La formación fue impartida por Fray Felicísimo Martínez Díez, OP, reconocido teólogo y experto en dominicanismo, quien acompañó a las hermanas en un recorrido profundo y actual sobre los fundamentos del liderazgo en el carisma dominicano. A lo largo de las sesiones, se abordaron varios temas de especial relevancia para la vida consagrada hoy: “Las bases espirituales para el gobierno”, “El gobierno como misión-vocación en la cultura actual”, “Las misiones del líder” y “Los agentes en el discernimiento”.

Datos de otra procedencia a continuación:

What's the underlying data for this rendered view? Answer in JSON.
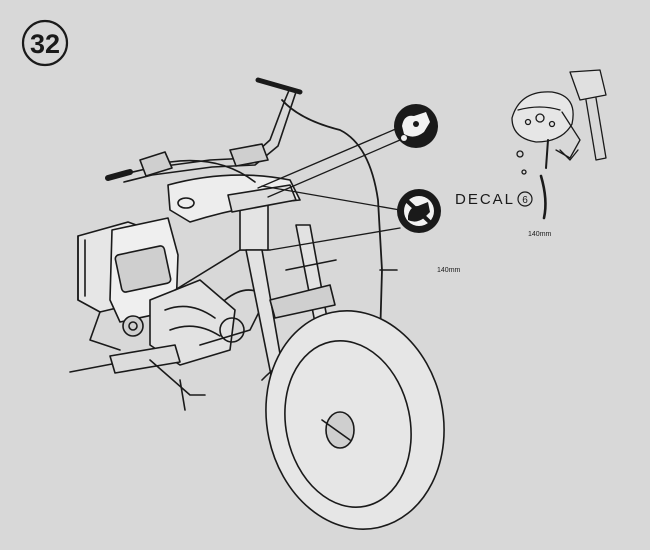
{
  "step_number": "32",
  "decal_label": "DECAL",
  "decal_number": "6",
  "main_cable_measure": "140",
  "main_cable_unit": "mm",
  "inset_cable_measure": "140",
  "inset_cable_unit": "mm",
  "icons": {
    "allowed": "cable-routing-allowed-icon",
    "prohibited": "cable-routing-prohibited-icon"
  },
  "colors": {
    "background": "#d8d8d8",
    "ink": "#1a1a1a"
  }
}
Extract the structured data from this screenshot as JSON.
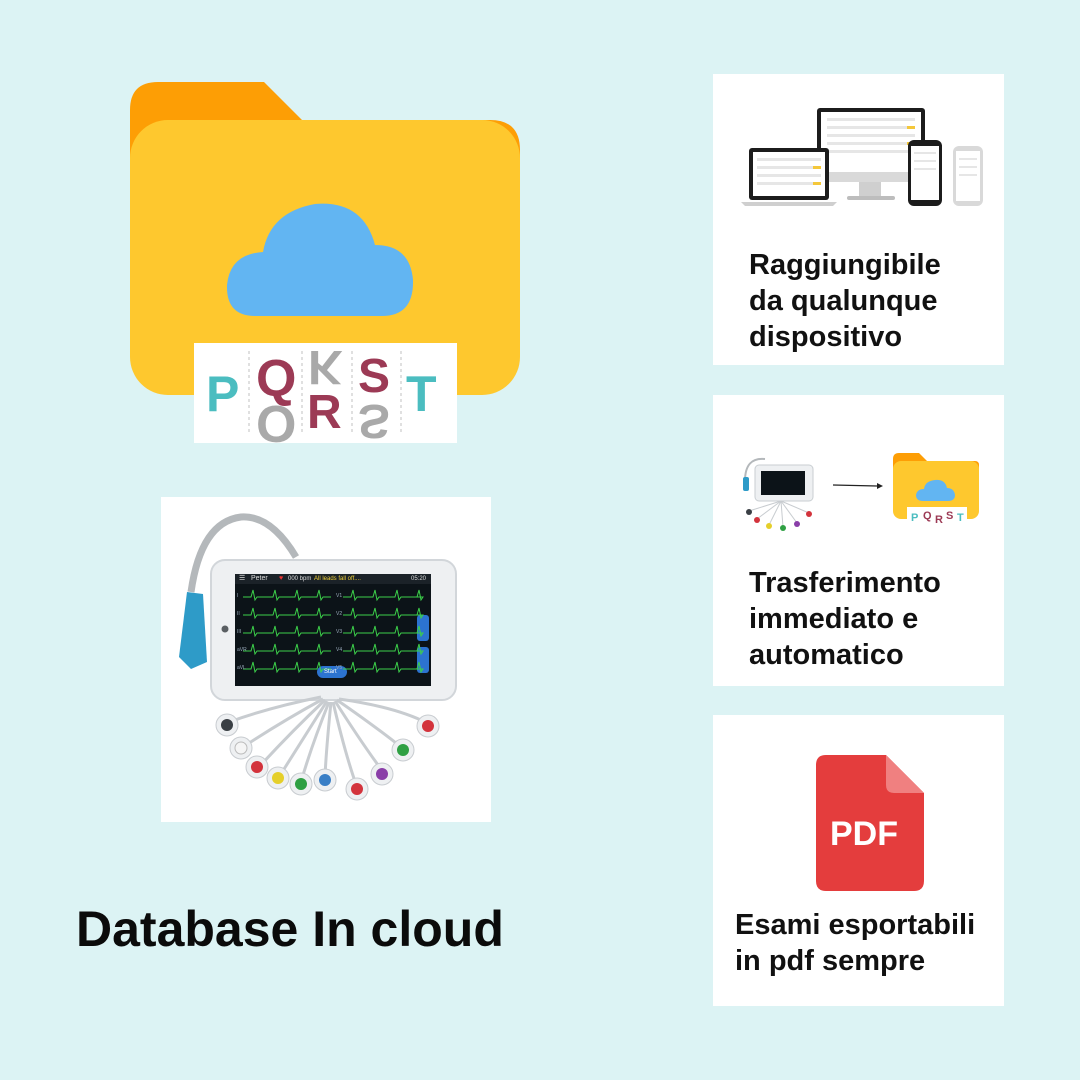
{
  "hero": {
    "icon": "cloud-folder-icon",
    "logo": {
      "letters": [
        "P",
        "Q",
        "R",
        "S",
        "T"
      ],
      "mirrored_top": [
        "K",
        "S"
      ],
      "mirrored_bottom": [
        "O",
        "S"
      ],
      "colors": {
        "teal": "#4bbdc0",
        "maroon": "#9c3a55",
        "gray": "#a9a9a9"
      }
    }
  },
  "device": {
    "patient_name": "Peter",
    "bpm": "000 bpm",
    "alert": "All leads fall off....",
    "time": "05:20",
    "leads_left": [
      "I",
      "II",
      "III",
      "aVR",
      "aVL"
    ],
    "leads_right": [
      "V1",
      "V2",
      "V3",
      "V4",
      "V5"
    ],
    "start_label": "Start"
  },
  "title": "Database In cloud",
  "cards": [
    {
      "text_lines": [
        "Raggiungibile",
        "da qualunque",
        "dispositivo"
      ],
      "icon": "devices-icon"
    },
    {
      "text_lines": [
        "Trasferimento",
        "immediato e",
        "automatico"
      ],
      "icon": "transfer-icon"
    },
    {
      "text_lines": [
        "Esami esportabili",
        "in pdf sempre"
      ],
      "icon": "pdf-file-icon",
      "badge": "PDF"
    }
  ],
  "colors": {
    "background": "#dcf3f4",
    "folder": "#fec82e",
    "folder_tab": "#fd9e05",
    "cloud": "#62b5f2",
    "pdf": "#e43d3d",
    "ecg_line": "#3ccf4a",
    "screen": "#0c1318"
  }
}
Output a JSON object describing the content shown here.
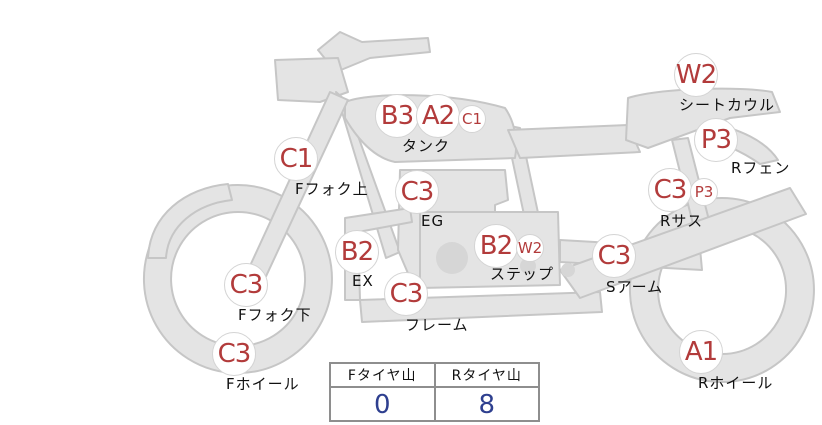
{
  "parts": [
    {
      "id": "tank-b3",
      "grade": "B3",
      "size": "lg"
    },
    {
      "id": "tank-a2",
      "grade": "A2",
      "size": "lg"
    },
    {
      "id": "tank-c1",
      "grade": "C1",
      "size": "sm"
    },
    {
      "id": "ffork-upper",
      "grade": "C1",
      "size": "lg"
    },
    {
      "id": "engine",
      "grade": "C3",
      "size": "lg"
    },
    {
      "id": "exhaust",
      "grade": "B2",
      "size": "lg"
    },
    {
      "id": "step-b2",
      "grade": "B2",
      "size": "lg"
    },
    {
      "id": "step-w2",
      "grade": "W2",
      "size": "sm"
    },
    {
      "id": "frame",
      "grade": "C3",
      "size": "lg"
    },
    {
      "id": "ffork-lower",
      "grade": "C3",
      "size": "lg"
    },
    {
      "id": "fwheel",
      "grade": "C3",
      "size": "lg"
    },
    {
      "id": "seatcowl",
      "grade": "W2",
      "size": "lg"
    },
    {
      "id": "rfender",
      "grade": "P3",
      "size": "lg"
    },
    {
      "id": "rsus-c3",
      "grade": "C3",
      "size": "lg"
    },
    {
      "id": "rsus-p3",
      "grade": "P3",
      "size": "sm"
    },
    {
      "id": "sarm",
      "grade": "C3",
      "size": "lg"
    },
    {
      "id": "rwheel",
      "grade": "A1",
      "size": "lg"
    }
  ],
  "labels": {
    "tank": "タンク",
    "ffork_upper": "Fフォク上",
    "engine": "EG",
    "exhaust": "EX",
    "step": "ステップ",
    "frame": "フレーム",
    "ffork_lower": "Fフォク下",
    "fwheel": "Fホイール",
    "seatcowl": "シートカウル",
    "rfender": "Rフェン",
    "rsus": "Rサス",
    "sarm": "Sアーム",
    "rwheel": "Rホイール"
  },
  "tire_table": {
    "front_label": "Fタイヤ山",
    "rear_label": "Rタイヤ山",
    "front_value": "0",
    "rear_value": "8"
  },
  "colors": {
    "part_fill": "#e4e4e4",
    "part_stroke": "#c6c6c6",
    "grade_text": "#b23b3b",
    "value_text": "#2e3f8f"
  }
}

Tras la formación, los días 15, 16 y 17 de octubre, las hermanas realizaron una peregrinación dominicana por Bolonia, Florencia y Siena, lugares profundamente ligados a la historia de la Orden de Predicadores.
En Bolonia, oraron en la celda donde Santo Domingo entregó su vida al Señor, y veneraron sus reliquias con profunda emoción. Para muchas, fue su primera visita, y el encuentro con el lugar santo donde el fundador murió les hizo sentir la fuerza viva de su testimonio.
En Florencia, las obras de Fray Angélico en el convento de San Marcos las impresionaron por la serenidad y la fe plasmadas en cada pintura. A través del arte, las hermanas contemplaron cómo la belleza puede ser también una forma de predicación, y cómo la contemplación se transforma en anuncio, como lo fue siempre la misión de la Anunciata: educar, acompañar y evangelizar desde la palabra y la vida.
Finalmente, en Siena, las hermanas visitaron la Basílica de San Domenico, donde se conserva la cabeza de Santa Catalina de Siena, y su casa natal, hoy convertida en santuario. Allí pudieron orar y meditar sobre la vida y el testimonio de la santa, mujer fuerte, apasionada por Cristo y por la Iglesia, modelo de fidelidad al Evangelio y de amor a la verdad.
Esta peregrinación fue para todas una verdadera experiencia espiritual, un volver a las raíces dominicanas y a los lugares donde el carisma cobró vida y se hizo historia. Las hermanas regresaron fortalecidas en la fe, más unidas y con el deseo renovado de seguir caminando juntas, discerniendo y sirviendo desde la luz del Evangelio.